Of course, you’ll need to be able to afford it – and initially the new users will be militaries, who also will open up new roles for the helicopters. Just as tactics are changing because the V-22 can lift troops quickly over long distances, a faster helicopter will have new roles and will only increase the military’s use of rotary-wing aircraft (assuming the UAVs don’t take it all away).

Change and Constancy
There have been lots of new concepts that have had teething problems. For example, the Learjet was well understood to be both a jet and a high-altitude machine when it came out, but there were still lots of growing pains not related to the design/technical aspects.
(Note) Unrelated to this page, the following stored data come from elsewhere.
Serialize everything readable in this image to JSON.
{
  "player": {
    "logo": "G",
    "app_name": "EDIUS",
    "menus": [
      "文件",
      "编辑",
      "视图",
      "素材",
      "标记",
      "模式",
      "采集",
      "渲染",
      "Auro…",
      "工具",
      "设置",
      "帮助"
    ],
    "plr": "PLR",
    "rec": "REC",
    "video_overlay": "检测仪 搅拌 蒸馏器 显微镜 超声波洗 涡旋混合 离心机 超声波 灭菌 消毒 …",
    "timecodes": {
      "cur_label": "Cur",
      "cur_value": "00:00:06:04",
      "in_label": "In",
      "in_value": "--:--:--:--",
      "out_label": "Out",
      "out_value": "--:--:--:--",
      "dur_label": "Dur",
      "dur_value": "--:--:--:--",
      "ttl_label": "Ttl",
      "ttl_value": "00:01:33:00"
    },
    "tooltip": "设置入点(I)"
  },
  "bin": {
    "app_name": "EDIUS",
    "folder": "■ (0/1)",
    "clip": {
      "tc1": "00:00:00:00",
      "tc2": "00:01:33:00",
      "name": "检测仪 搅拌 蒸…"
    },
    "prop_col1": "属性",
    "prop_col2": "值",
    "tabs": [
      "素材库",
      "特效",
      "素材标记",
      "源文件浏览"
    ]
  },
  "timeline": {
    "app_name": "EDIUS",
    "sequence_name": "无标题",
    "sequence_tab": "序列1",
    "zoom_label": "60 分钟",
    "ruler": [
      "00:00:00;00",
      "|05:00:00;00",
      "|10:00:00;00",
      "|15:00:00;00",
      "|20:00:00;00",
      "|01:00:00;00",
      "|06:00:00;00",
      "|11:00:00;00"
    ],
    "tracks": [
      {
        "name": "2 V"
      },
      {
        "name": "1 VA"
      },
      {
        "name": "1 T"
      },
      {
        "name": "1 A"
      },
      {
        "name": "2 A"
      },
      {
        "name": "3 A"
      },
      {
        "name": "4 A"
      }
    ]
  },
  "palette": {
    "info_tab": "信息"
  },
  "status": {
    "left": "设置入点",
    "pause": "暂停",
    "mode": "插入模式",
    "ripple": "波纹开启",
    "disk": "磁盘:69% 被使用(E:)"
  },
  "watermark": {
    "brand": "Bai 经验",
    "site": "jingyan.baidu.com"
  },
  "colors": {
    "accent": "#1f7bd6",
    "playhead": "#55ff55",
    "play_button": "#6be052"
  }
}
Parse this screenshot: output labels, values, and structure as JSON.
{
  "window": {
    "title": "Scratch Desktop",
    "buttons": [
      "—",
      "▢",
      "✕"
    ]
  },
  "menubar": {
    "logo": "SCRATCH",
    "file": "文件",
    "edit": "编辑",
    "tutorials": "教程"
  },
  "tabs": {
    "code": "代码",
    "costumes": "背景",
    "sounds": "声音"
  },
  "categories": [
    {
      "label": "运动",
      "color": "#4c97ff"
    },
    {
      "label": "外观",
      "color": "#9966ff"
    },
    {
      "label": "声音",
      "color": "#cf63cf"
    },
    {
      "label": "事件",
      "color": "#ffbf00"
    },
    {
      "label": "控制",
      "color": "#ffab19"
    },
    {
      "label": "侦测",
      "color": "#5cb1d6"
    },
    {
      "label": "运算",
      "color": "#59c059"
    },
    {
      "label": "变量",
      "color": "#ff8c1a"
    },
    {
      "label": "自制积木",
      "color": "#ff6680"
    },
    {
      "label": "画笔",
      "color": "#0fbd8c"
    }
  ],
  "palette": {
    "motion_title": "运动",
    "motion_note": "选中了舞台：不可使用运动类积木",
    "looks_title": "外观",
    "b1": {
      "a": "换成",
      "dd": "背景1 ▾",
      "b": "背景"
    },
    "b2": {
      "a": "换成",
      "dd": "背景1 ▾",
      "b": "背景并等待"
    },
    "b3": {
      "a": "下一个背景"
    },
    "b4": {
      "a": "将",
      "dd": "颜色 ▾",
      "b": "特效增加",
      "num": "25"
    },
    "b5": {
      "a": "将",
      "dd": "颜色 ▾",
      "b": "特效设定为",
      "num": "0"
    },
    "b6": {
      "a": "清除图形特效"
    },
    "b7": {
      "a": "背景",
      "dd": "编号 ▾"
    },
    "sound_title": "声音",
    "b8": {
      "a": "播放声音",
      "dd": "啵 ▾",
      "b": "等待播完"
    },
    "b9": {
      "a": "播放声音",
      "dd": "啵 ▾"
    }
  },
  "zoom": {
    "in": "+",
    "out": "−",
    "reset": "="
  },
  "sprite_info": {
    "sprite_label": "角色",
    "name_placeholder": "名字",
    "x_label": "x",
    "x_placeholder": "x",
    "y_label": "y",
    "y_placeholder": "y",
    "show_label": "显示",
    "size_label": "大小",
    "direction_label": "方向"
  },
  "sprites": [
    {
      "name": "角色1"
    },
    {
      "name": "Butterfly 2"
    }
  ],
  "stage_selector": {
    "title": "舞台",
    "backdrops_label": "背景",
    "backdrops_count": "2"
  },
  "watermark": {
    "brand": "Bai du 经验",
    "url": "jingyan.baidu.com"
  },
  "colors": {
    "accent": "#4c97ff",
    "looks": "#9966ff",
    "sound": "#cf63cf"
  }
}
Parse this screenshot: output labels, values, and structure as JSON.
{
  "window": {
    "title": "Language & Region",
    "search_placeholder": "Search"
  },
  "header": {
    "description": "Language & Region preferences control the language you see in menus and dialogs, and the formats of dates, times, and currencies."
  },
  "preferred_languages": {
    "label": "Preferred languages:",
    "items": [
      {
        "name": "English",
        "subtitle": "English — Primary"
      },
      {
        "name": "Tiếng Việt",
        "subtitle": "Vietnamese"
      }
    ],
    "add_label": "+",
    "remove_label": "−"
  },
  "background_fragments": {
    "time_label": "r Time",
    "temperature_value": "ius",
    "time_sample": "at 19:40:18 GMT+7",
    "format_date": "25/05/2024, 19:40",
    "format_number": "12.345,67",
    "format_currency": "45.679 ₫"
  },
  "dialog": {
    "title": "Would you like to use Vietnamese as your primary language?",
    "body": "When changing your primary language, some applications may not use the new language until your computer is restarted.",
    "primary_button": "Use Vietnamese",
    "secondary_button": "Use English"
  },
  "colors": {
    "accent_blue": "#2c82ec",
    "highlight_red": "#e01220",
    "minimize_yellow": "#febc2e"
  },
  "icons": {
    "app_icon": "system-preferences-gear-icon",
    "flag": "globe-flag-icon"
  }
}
High-speed helicopters are not going to be any different in this respect, and for insight into this I spoke with the U.S. Federal Aviation Administration’s Hooper Harris, one of the few people (let alone government officials) I know with feet in both fixed- and rotary-wing camps. His comments were intriguing and insightful: “Pilots will have to worry about more than local weather, now it’s regional weather that becomes an issue. To make maximum use of the range/speed improvements, it will probably be necessary to fly IFR nearly everywhere, and the problem here is that helicopters don’t always operate to and from airports, which is where the IFR infrastructure is set up. There are going to be challenges that go beyond the technical issues, and I hope both the FAA and the users can rise up to meet them safely.”

Still, single-rotor helicopters aren’t going to be replaced en-masse by these compound machines. There are some things the single rotor does much more cost-effectively than anything else. But, the changes are coming, and we need to be prepared for not just the technical challenges, but the myriad of other changes that will accompany any new concept.